If you don’t make on-time payments, they’ll withdraw the amount due from your savings account. As you pay on time and your credit rating improves, you should eventually qualify for a traditional credit card.
It’s common for a financial institution to partner with another company, like an airline or retailer, to issue a cosponsored card under one of the major networks. The card issuer (usually a bank or credit union) handles the billing, while the other brand handles the perks, like travel points for airline trips or cashback at retail stores.
Often, these cards award large reward bonuses when you enroll and meet the bonus requirements. After that, you usually earn rewards on every purchase. You’ll probably need to spend a large amount before reaping any major benefits from the card. These cards often charge annual fees and higher annual percentage rates (APR), which is the yearly cost of using credit.
Why Interest Matters
If you pay your balance in full, a credit card’s annual percentage rate or APR doesn’t really matter. But if you don’t always pay in full or spread payments over time, the interest rate is a main factor in deciding between cards. For instance, some cards offer teaser rates with incredibly low interest—or even no interest—for a specific timeframe, like six months. After that, a higher rate comes into play.
Looking at the APR gives you a true picture of the cost. APR is the yearly interest charged on a borrowed sum, and credit card companies are required to disclose the APR to any borrowers. Comparing APRs is a good apple-to-apple comparison for credit card terms.
Keep in mind that there are variable rates and fixed rates. Just like it sounds, variable rates change more often. Fixed rates are steadier, but these can change too, but you’ll be given at least 45 days’ notice before any rate change goes into effect.
Know Your Terms
- A flat rate charged for yearly use of a credit card. Some cards charge no annual fee. Others charge anywhere from $25 or $50 to hundreds or even thousands.
- Annual percentage rate (APR): This is the yearly cost of using credit and is used for direct comparison when shopping for the right credit card.

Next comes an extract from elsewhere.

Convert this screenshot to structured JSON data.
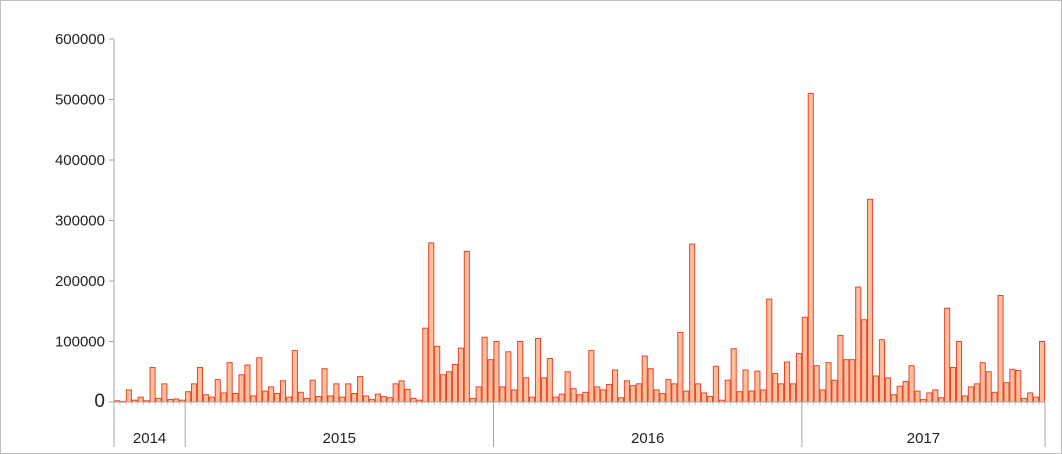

- Finance charge: What you actually pay to use credit. The dollar amount is determined by the amount you borrow, the term, and the APR, and it is applied every month you do not pay your balance off in full.
- Grace period: How many days you have to pay your bill before a finance charge applies.
- Late payment fee: The fee charged if you don’t pay the minimum payment by the due date.
- Minimum payment: The amount you need to pay by the due date. Failure to pay at least this amount will likely result in a late payment fee on the next bill.
- Over limit fee: This fee applies if you charge more than your credit limit. Note that cardholders can’t be charged over limit fees unless they “opt-in.” Because of that, many card issuers no longer charge over-limit fees. Instead, your purchase will be declined, or your issuer could cancel your card if you chronically exceed the limit.